We review the district court's grant of summary judgment de novo. Kincaid v. Gibson, 236 F.3d 342, 346 (6th Cir. 2001). Summary judgment is appropriate when the evidence presented shows "'that there is no genuine issue as to any material fact and that the moving party is entitled to a judgment as a matter of law.'" Id. (quoting Fed. R. Civ. P. 56(c)).
A release-dismissal agreement is an agreement between a criminal defendant and a prosecutor pursuant to which the defendant releases his right to pursue a § 1983 civil rights action in exchange for the prosecutor's dismissal of any or all criminal charges pending against the defendant. Town of Newton v. Rumery, 480 U.S. 386, 389, 94 L. Ed. 2d 405, 107 S. Ct. 1187 (1987). A release-dismissal agreement is valid and enforceable as long as the agreement has been entered voluntarily, there is an absence of prosecutorial misconduct, and there is no adverse effect on relevant public interests. Id. at 398; Burke v. Johnson, 167 F.3d 276, 281 (6th Cir. 1999); Coughlen v. Coots, 5 F.3d 970, 974 (6th Cir. 1993). The burden of proving the validity of a release-dismissal agreement is borne by the party attempting to enforce the agreement. Burke, 167 F.3d at 281; Coughlen, 5 F.3d at 974.

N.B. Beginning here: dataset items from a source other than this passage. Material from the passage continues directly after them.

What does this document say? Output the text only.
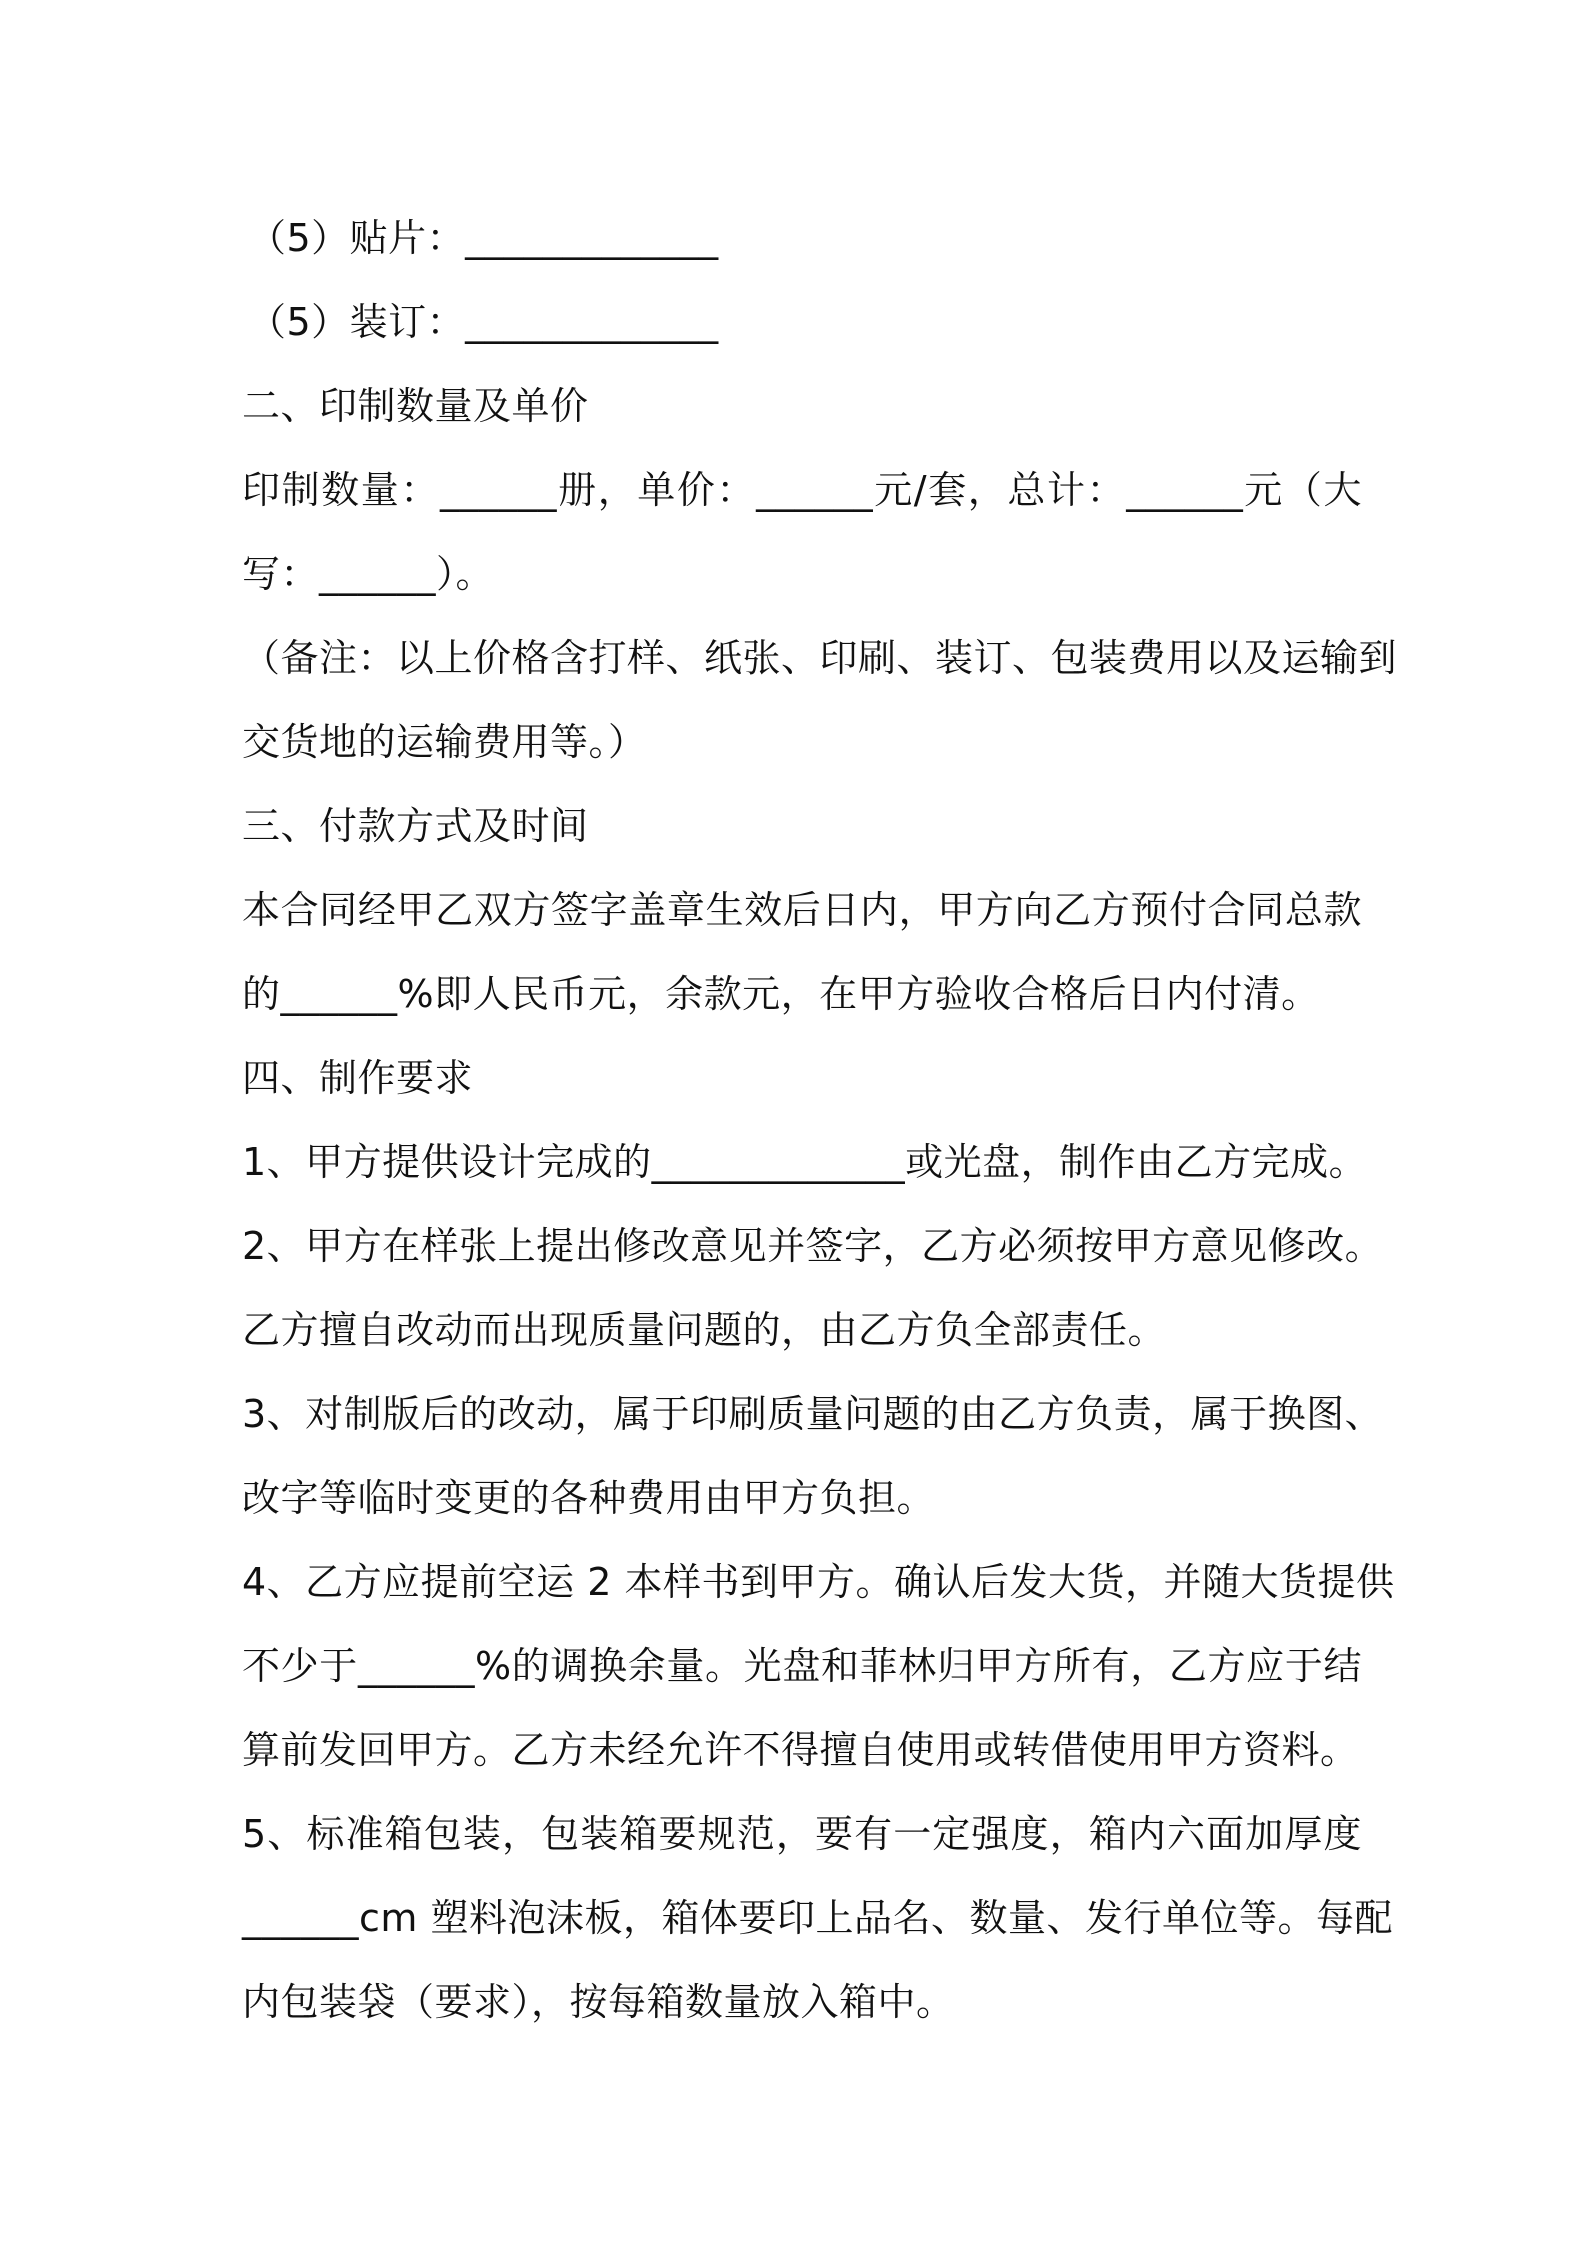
（5）贴片：_____________
（5）装订：_____________
二、印制数量及单价
印制数量：______册，单价：______元/套，总计：______元（大
写：______）。
（备注：以上价格含打样、纸张、印刷、装订、包装费用以及运输到
交货地的运输费用等。）
三、付款方式及时间
本合同经甲乙双方签字盖章生效后日内，甲方向乙方预付合同总款
的______%即人民币元，余款元，在甲方验收合格后日内付清。
四、制作要求
1、甲方提供设计完成的_____________或光盘，制作由乙方完成。
2、甲方在样张上提出修改意见并签字，乙方必须按甲方意见修改。
乙方擅自改动而出现质量问题的，由乙方负全部责任。
3、对制版后的改动，属于印刷质量问题的由乙方负责，属于换图、
改字等临时变更的各种费用由甲方负担。
4、乙方应提前空运 2 本样书到甲方。确认后发大货，并随大货提供
不少于______%的调换余量。光盘和菲林归甲方所有，乙方应于结
算前发回甲方。乙方未经允许不得擅自使用或转借使用甲方资料。
5、标准箱包装，包装箱要规范，要有一定强度，箱内六面加厚度
______cm 塑料泡沫板，箱体要印上品名、数量、发行单位等。每配
内包装袋（要求），按每箱数量放入箱中。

In the present case, Prowell contends that he need not comply with the release-dismissal agreement because he did not receive credit for 90 days of jail time, credit that he maintains the prosecutors promised that he would receive. But the agreement makes no mention of any such credit. Furthermore, the agreement is otherwise valid and enforceable, as all three Rumery factors are present. Specifically, the record indicates that Prowell voluntarily entered into the agreement, [*88] there is no evidence of prosecutorial misconduct surrounding the execution of the agreement, and public-policy interests do not render the agreement unenforceable. See Rumery, 480 U.S. at 398. We therefore conclude that the district court properly granted summary judgment in favor of the defendants.
Accordingly, the district court's judgment is affirmed. Rule 34(j)(2)(C), Rules of the Sixth Circuit.